Fernando Rospigliosi, titular del Legislativo, opina distinto. Sostiene que, de no prosperar el camino de la censura, habría que esperar el inicio de la segunda legislatura ordinaria (01 de marzo) para ver lo de la vacancia. El entrampamiento constitucional le da largas al asunto.
Sin embargo, no solo es ello. Jerí ni el Ejecutivo son mancos. En el fragor del conflicto jurídico, han llegado dos importantes invitaciones internacionales al presidente transitorio, con marcado acento personal y no necesariamente al cargo que ostenta.
La primera es la del papa gringo-peruano León XIV, quien espera a Jerí en el Vaticano el 11 de mayo.

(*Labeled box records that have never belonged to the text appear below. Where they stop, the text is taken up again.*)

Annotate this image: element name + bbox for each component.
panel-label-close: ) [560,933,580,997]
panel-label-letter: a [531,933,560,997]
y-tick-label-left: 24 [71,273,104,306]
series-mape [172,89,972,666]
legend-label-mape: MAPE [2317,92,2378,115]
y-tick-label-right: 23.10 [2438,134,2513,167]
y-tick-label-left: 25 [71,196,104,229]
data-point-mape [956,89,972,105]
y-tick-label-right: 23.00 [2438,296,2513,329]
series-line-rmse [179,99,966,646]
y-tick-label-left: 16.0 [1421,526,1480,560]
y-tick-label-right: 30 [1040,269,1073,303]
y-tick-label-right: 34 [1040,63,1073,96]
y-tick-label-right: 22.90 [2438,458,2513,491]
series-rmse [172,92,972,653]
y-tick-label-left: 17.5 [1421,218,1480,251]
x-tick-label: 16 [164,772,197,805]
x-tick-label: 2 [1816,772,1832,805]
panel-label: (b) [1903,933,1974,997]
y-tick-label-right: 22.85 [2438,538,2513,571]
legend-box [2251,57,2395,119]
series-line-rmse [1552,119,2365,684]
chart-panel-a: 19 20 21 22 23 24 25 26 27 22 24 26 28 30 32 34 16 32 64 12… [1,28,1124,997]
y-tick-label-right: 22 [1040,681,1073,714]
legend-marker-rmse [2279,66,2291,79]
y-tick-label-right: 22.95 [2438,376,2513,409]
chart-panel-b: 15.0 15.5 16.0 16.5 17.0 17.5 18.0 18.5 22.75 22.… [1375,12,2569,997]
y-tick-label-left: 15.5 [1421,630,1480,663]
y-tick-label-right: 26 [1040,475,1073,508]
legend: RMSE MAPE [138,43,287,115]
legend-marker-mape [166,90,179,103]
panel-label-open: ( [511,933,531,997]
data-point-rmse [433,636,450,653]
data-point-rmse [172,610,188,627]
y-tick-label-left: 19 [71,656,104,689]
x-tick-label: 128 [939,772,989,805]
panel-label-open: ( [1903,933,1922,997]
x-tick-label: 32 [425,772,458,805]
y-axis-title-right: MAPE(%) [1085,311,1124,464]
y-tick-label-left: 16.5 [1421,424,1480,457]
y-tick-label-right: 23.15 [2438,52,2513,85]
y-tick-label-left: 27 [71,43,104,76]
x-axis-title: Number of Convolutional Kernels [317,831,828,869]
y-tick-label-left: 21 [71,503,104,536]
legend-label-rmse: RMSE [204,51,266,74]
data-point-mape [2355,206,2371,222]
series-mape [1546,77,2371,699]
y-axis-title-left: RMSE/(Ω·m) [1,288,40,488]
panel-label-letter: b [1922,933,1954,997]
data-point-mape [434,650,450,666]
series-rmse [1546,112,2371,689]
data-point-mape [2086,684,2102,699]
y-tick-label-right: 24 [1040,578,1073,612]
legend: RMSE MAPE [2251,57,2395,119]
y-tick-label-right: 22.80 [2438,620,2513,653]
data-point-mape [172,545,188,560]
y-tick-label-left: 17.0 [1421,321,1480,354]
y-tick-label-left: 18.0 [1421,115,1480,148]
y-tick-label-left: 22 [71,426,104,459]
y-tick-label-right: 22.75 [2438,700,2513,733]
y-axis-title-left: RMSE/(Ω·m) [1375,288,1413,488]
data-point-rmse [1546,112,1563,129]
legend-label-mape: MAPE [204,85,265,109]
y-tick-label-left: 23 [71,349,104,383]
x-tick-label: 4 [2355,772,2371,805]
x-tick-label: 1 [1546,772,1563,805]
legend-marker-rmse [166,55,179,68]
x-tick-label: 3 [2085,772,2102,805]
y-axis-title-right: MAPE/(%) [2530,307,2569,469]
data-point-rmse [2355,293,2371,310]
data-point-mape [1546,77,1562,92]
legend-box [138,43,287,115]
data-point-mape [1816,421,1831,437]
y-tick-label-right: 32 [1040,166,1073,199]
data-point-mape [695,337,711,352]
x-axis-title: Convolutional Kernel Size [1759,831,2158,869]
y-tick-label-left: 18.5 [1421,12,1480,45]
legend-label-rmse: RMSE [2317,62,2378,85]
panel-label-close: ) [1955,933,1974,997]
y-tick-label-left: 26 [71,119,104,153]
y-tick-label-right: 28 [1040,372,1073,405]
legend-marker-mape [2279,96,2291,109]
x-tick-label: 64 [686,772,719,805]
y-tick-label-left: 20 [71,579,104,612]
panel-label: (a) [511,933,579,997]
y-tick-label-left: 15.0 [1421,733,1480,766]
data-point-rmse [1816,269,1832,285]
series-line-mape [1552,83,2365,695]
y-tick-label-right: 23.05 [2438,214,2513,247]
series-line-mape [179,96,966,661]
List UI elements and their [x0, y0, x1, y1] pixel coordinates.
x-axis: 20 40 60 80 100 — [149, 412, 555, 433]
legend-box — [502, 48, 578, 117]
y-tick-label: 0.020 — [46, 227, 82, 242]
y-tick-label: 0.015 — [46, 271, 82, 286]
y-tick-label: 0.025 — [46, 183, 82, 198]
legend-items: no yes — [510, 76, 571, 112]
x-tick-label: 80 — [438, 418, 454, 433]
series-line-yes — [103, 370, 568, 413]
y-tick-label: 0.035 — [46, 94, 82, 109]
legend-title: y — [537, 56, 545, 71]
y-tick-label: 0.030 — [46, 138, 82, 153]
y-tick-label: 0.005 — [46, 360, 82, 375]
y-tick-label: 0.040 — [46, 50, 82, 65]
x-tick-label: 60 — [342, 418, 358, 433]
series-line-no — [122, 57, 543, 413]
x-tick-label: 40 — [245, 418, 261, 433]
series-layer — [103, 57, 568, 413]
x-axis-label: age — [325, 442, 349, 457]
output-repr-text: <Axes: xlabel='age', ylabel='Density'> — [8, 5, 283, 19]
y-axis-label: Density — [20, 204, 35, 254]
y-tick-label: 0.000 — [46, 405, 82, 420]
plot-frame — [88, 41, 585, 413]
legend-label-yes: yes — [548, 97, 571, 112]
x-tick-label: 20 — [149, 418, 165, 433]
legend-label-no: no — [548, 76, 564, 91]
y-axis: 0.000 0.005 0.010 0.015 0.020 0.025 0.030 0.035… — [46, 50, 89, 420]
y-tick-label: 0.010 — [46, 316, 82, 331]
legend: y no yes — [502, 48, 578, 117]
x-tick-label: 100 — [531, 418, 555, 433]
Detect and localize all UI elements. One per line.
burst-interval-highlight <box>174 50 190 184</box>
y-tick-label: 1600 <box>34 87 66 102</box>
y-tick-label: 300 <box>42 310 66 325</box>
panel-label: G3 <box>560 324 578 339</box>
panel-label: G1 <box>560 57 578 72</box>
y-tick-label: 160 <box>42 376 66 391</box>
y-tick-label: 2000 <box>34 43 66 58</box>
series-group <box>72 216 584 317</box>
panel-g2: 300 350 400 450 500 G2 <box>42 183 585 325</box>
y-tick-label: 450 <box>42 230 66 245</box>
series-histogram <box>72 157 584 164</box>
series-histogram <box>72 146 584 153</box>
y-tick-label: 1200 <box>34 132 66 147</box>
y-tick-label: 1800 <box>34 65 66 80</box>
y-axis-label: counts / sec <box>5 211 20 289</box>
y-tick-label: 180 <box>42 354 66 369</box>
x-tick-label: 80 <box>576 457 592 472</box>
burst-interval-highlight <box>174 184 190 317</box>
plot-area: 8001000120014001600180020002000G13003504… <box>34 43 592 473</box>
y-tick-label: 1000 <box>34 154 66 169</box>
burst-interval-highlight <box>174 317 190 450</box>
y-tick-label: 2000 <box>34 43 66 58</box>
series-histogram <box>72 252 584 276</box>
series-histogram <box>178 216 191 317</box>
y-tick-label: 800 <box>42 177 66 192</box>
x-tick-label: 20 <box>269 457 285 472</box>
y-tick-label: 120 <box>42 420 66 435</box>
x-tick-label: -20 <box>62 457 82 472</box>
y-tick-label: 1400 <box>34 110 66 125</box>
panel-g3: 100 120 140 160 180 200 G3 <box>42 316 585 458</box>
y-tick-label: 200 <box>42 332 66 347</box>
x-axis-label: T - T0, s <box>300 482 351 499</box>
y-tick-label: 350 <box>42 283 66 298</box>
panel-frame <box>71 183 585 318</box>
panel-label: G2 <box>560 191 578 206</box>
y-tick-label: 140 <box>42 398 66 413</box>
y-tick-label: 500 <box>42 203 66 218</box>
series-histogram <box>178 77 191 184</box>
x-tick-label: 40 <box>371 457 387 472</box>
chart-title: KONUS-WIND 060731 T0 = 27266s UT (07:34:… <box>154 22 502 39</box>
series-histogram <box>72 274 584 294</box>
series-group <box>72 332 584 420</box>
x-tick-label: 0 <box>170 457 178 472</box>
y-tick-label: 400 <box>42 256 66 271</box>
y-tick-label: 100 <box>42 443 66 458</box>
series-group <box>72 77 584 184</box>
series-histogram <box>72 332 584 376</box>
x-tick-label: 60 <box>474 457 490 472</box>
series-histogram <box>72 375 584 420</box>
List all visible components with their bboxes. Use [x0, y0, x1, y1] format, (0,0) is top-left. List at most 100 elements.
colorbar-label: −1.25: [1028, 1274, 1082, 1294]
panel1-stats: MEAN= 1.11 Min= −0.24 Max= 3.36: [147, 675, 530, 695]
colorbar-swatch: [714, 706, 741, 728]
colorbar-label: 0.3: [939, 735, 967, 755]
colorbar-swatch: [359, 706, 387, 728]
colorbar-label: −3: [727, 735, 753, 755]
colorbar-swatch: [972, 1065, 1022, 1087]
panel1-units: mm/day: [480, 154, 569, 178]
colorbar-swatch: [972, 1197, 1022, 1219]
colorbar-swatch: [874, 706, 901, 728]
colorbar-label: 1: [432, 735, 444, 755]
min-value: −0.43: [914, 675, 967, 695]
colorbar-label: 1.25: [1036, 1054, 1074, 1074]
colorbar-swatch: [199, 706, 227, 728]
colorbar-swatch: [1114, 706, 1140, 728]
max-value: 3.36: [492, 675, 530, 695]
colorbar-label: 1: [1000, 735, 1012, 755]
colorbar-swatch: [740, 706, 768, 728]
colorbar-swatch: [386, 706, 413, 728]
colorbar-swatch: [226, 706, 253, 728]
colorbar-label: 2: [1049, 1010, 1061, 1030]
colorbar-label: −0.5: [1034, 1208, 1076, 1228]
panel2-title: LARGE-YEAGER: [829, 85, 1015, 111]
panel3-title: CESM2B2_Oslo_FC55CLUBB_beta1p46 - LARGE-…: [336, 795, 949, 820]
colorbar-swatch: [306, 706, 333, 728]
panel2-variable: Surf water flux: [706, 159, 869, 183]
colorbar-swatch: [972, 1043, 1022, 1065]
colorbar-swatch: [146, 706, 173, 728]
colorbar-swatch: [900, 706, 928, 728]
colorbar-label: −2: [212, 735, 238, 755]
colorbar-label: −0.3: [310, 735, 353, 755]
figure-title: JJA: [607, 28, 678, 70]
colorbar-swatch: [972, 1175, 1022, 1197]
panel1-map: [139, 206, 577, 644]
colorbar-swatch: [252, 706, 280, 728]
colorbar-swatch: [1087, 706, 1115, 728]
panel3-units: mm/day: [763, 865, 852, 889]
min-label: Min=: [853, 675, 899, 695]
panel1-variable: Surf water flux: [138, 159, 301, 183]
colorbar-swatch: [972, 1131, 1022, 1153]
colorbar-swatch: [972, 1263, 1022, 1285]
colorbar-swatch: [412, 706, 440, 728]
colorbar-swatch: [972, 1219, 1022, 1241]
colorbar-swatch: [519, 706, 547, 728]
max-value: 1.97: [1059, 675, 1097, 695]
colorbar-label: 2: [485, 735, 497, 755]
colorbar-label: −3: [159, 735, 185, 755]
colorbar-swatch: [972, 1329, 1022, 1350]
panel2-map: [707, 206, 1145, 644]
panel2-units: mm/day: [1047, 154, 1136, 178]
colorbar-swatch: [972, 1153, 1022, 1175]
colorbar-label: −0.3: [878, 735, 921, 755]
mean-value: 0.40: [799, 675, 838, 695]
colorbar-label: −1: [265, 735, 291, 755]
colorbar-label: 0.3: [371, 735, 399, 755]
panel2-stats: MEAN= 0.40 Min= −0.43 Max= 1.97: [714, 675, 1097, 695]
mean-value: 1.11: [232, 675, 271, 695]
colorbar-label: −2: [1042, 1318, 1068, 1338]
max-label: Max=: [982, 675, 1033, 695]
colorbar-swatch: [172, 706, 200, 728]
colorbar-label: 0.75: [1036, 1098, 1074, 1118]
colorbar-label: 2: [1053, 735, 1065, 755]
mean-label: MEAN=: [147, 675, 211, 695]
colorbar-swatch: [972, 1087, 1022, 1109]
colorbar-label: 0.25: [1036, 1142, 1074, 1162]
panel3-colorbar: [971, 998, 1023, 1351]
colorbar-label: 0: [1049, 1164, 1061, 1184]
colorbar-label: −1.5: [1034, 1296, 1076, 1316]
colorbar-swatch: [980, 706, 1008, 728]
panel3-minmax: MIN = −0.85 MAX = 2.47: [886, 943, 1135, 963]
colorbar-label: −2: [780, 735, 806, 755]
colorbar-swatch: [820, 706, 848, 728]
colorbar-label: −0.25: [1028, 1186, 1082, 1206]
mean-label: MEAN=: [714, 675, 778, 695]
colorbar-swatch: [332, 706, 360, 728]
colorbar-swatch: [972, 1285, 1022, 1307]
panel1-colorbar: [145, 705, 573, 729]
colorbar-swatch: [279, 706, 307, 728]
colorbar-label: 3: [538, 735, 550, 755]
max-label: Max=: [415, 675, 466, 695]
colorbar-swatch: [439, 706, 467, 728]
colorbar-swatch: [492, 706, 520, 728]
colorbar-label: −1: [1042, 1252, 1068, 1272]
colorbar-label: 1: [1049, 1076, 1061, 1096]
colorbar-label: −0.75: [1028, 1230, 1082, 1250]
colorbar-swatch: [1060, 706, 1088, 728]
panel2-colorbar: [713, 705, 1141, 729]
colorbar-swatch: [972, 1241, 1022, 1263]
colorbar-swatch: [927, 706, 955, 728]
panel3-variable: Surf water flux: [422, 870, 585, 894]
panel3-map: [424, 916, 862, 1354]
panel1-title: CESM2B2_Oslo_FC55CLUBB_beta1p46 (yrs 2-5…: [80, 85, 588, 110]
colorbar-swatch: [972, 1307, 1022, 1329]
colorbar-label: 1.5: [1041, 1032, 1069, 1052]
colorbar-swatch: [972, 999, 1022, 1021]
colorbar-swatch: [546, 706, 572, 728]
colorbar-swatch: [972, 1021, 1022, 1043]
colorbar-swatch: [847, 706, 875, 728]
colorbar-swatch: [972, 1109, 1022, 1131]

Y la segunda —pese a que nuestro país no ha adherido formalmente al Peace Board (Junta de Paz) creada por el presidente Donald Trump— formulada por el secretario de Estado de los EE. UU., Marco Rubio, a fin de que Jerí participe en la Cumbre de Líderes de América Latina y el Caribe el 07 de marzo en Miami.
Cobra sentido entonces la hamburguesa compartida entre el flamante embajador de los EE. UU., Bernie Navarro (algunos ya lo denominan “el congresista 131” por su elevado nivel de injerencia en los asuntos internos del Perú) y nuestro alicaído presidente. Solo falta que Trump o Rubio digan antes del 17 que, si Jerí es expectorado de Palacio, la ayuda norteamericana menguará significativamente. Y no es broma.
Como quien deshoja margaritas bajo el influjo del día de San Valentín, todos nos estamos preguntando: Jerí o no Jerí.